River: The human body can be drained of blood in 8.6 seconds given adequate vacuuming systems. Mal: See, morbid and creepifying, I got no problem with, long as she does it quiet-like.

'Safe'


Natter 70: Hookers and Blow  

Off-topic discussion. Wanna talk about corsets, duct tape, or physics? This is the place. Detailed discussion of any current-season TV must be whitefonted.


Sophia Brooks - May 21, 2012 3:31:15 pm PDT #6132 of 30001
Cats to become a rabbit should gather immediately now here

My signature has my whole first name, and then T and complete scribbles.

My mom eventually changed to a print "t" instead of a script "t" because everyone thought her last name was Gaylor. After 20 years, it still looks forced, as does her middle initial, which she added after she had a welfare client of the same name try to take out a mortgage in her identity.


Sophia Brooks - May 21, 2012 3:32:00 pm PDT #6133 of 30001
Cats to become a rabbit should gather immediately now here

Because it deserves a single post-

Cass- I am so sorry about Kittenish and am sending much ma to you and to your father.


Atropa - May 21, 2012 3:34:00 pm PDT #6134 of 30001
The artist formerly associated with cupcakes.

Pete occasionally gets mock-cross about how illegible my signature is. "Venters is a fine name! It should be written clearly!"

Which is to say, you can make out a V, E, and N, and sometimes even a T. Otherwise, it's swoopy lines.


§ ita § - May 21, 2012 3:34:59 pm PDT #6135 of 30001
Well not canonically, no, but this is transformative fiction.

I have also modified my signature so that I can write out my surname without lifting pen from paper--that was an important exercise in high school--full signature, legible, only lifting the pen off the paper twice.

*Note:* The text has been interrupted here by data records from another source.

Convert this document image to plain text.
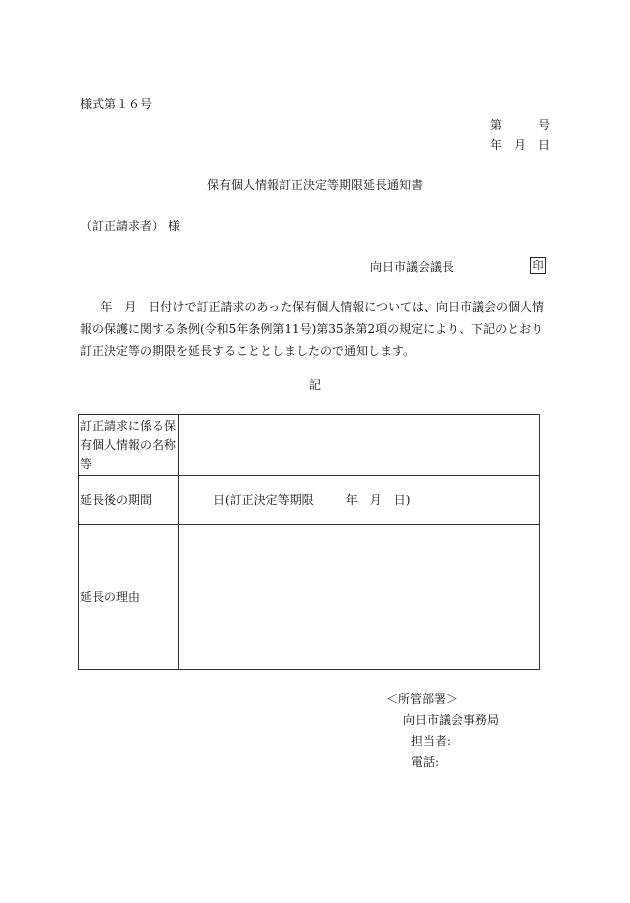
様式第１６号
第　　　号
年　月　日
保有個人情報訂正決定等期限延長通知書
（訂正請求者） 様
向日市議会議長	印
年　月　日付けで訂正請求のあった保有個人情報については、向日市議会の個人情報の保護に関する条例(令和5年条例第11号)第35条第2項の規定により、下記のとおり訂正決定等の期限を延長することとしましたので通知します。
記
訂正請求に係る保有個人情報の名称等	
延長後の期間	日(訂正決定等期限 年　月　日)

延長の理由	
＜所管部署＞
向日市議会事務局
担当者:
電話:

I'm not going through that shit again for some new surname. He can have mine.


askye - May 21, 2012 3:36:00 pm PDT #6136 of 30001
Thrive to spite them

I've occasionally misspelled my name when I was signing it. Normally I just go for a big A and then a scrawl afterwards. My dad's signature looks like a stylized M. There's no M in his name.


Tom Scola - May 21, 2012 3:41:07 pm PDT #6137 of 30001
Remember that the frontier of the Rebellion is everywhere. And even the smallest act of insurrection pushes our lines forward.

When I was in my late thirties, I closed an account at a credit union that I opened when I was in my early teens, almost 25 years earlier. They pulled a copy of my signature when I opened the account, and my it looked exactly the same as it does now.


-t - May 21, 2012 3:41:39 pm PDT #6138 of 30001
I am a woman of various inclinations and only some of the time are they to burn everything down in frustration

See, my maiden name and married name (which I didn't legally change to but use in some social stations) are both S-squiggle-ff. Convenient!

I actually have several possible signatures because I experimented a lot with my handwriting and calligraphy in high school. I try to be consistent on legal documents, which is the mostly squiggle. I do wish I had some kind of occasion to bust out the Cyrrilic signature, though, it looks cool.


Steph L. - May 21, 2012 3:55:45 pm PDT #6139 of 30001
this mess was yours / now your mess is mine

Tim, who has a 9-letter German last name, signs his full name as a "T" and one long squiggly dash. I can forge his signature SO EASILY.

Of course, I don't really have any *need* to, but I like knowing that I can.


Jesse - May 21, 2012 3:59:38 pm PDT #6140 of 30001
Sometimes I trip on how happy we could be.

I had a coworker whose first name started with an A whose signature was basically a star and a squiggle. I'm sure she came up with it at 13 or whenever the rest of us did, and it just makes me laugh.


Amy - May 21, 2012 4:01:13 pm PDT #6141 of 30001
Because books.

My dad's initials are two Hs, so he used to draw two vertical lines, and then a horizontal one through them. Not for legal stuff, though.